REOcc: Camera-Radar Fusion with Radar Feature Enrichment for 3D Occupancy Prediction
This work addresses the limitation of vision-based 3D occupancy prediction for autonomous vehicles by improving sensor fusion, though it appears incremental as it builds on existing camera-radar fusion methods.
The paper tackles the problem of 3D occupancy prediction in challenging environments by proposing REOcc, a camera-radar fusion network that enriches radar features to mitigate sparsity and noise, achieving significant performance gains over camera-only baselines, particularly in dynamic object classes on the Occ3D-nuScenes benchmark.

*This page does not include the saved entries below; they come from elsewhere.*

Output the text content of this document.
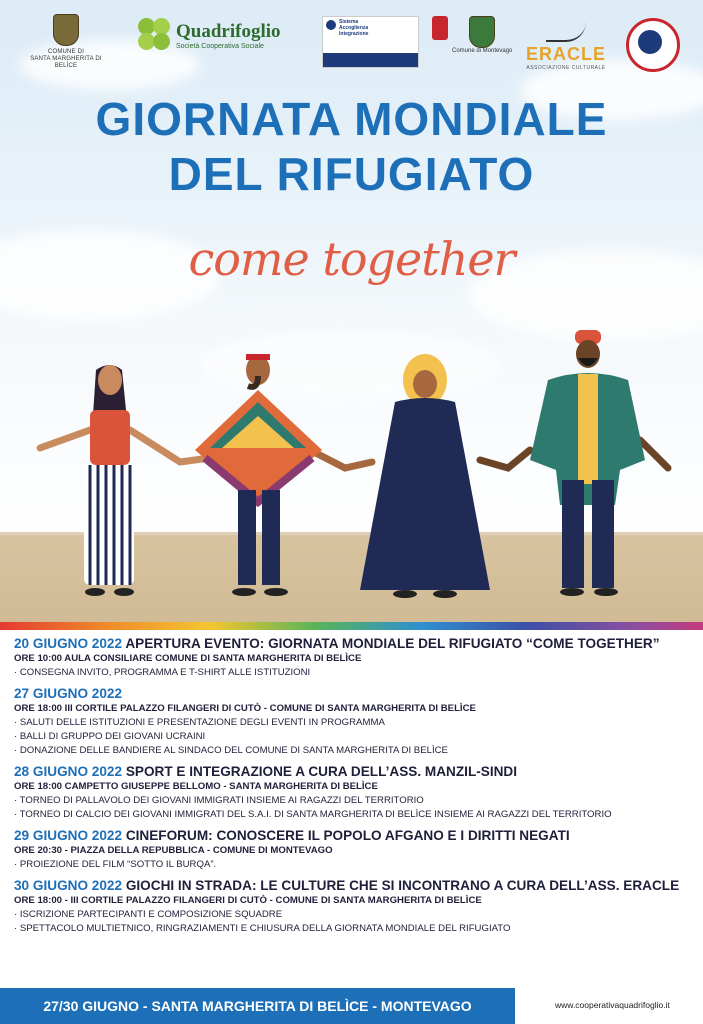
COMUNE DI
SANTA MARGHERITA DI BELÌCE
Quadrifoglio
Società Cooperativa Sociale
Sistema
Accoglienza
Integrazione
Comune di Montevago ERACLE
ASSOCIAZIONE CULTURALE
GIORNATA MONDIALE
DEL RIFUGIATO
come together
20 GIUGNO 2022 APERTURA EVENTO: GIORNATA MONDIALE DEL RIFUGIATO “COME TOGETHER”
ORE 10:00 AULA CONSILIARE COMUNE DI SANTA MARGHERITA DI BELÌCE
· CONSEGNA INVITO, PROGRAMMA E T-SHIRT ALLE ISTITUZIONI
27 GIUGNO 2022
ORE 18:00 III CORTILE PALAZZO FILANGERI DI CUTÒ - COMUNE DI SANTA MARGHERITA DI BELÌCE
· SALUTI DELLE ISTITUZIONI E PRESENTAZIONE DEGLI EVENTI IN PROGRAMMA
· BALLI DI GRUPPO DEI GIOVANI UCRAINI
· DONAZIONE DELLE BANDIERE AL SINDACO DEL COMUNE DI SANTA MARGHERITA DI BELÌCE
28 GIUGNO 2022 SPORT E INTEGRAZIONE A CURA DELL’ASS. MANZIL-SINDI
ORE 18:00 CAMPETTO GIUSEPPE BELLOMO - SANTA MARGHERITA DI BELÌCE
· TORNEO DI PALLAVOLO DEI GIOVANI IMMIGRATI INSIEME AI RAGAZZI DEL TERRITORIO
· TORNEO DI CALCIO DEI GIOVANI IMMIGRATI DEL S.A.I. DI SANTA MARGHERITA DI BELÌCE INSIEME AI RAGAZZI DEL TERRITORIO
29 GIUGNO 2022 CINEFORUM: CONOSCERE IL POPOLO AFGANO E I DIRITTI NEGATI
ORE 20:30 - PIAZZA DELLA REPUBBLICA - COMUNE DI MONTEVAGO
· PROIEZIONE DEL FILM “SOTTO IL BURQA”.
30 GIUGNO 2022 GIOCHI IN STRADA: LE CULTURE CHE SI INCONTRANO A CURA DELL’ASS. ERACLE
ORE 18:00 - III CORTILE PALAZZO FILANGERI DI CUTÒ - COMUNE DI SANTA MARGHERITA DI BELÌCE
· ISCRIZIONE PARTECIPANTI E COMPOSIZIONE SQUADRE
· SPETTACOLO MULTIETNICO, RINGRAZIAMENTI E CHIUSURA DELLA GIORNATA MONDIALE DEL RIFUGIATO
27/30 GIUGNO - SANTA MARGHERITA DI BELÌCE - MONTEVAGO	www.cooperativaquadrifoglio.it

Vision-based 3D occupancy prediction has made significant advancements, but its reliance on cameras alone struggles in challenging environments. This limitation has driven the adoption of sensor fusion, among which camera-radar fusion stands out as a promising solution due to their complementary strengths. However, the sparsity and noise of the radar data limits its effectiveness, leading to suboptimal fusion performance. In this paper, we propose REOcc, a novel camera-radar fusion network designed to enrich radar feature representations for 3D occupancy prediction. Our approach introduces two main components, a Radar Densifier and a Radar Amplifier, which refine radar features by integrating spatial and contextual information, effectively enhancing spatial density and quality. Extensive experiments on the Occ3D-nuScenes benchmark demonstrate that REOcc achieves significant performance gains over the camera-only baseline model, particularly in dynamic object classes. These results underscore REOcc's capability to mitigate the sparsity and noise of the radar data. Consequently, radar complements camera data more effectively, unlocking the full potential of camera-radar fusion for robust and reliable 3D occupancy prediction.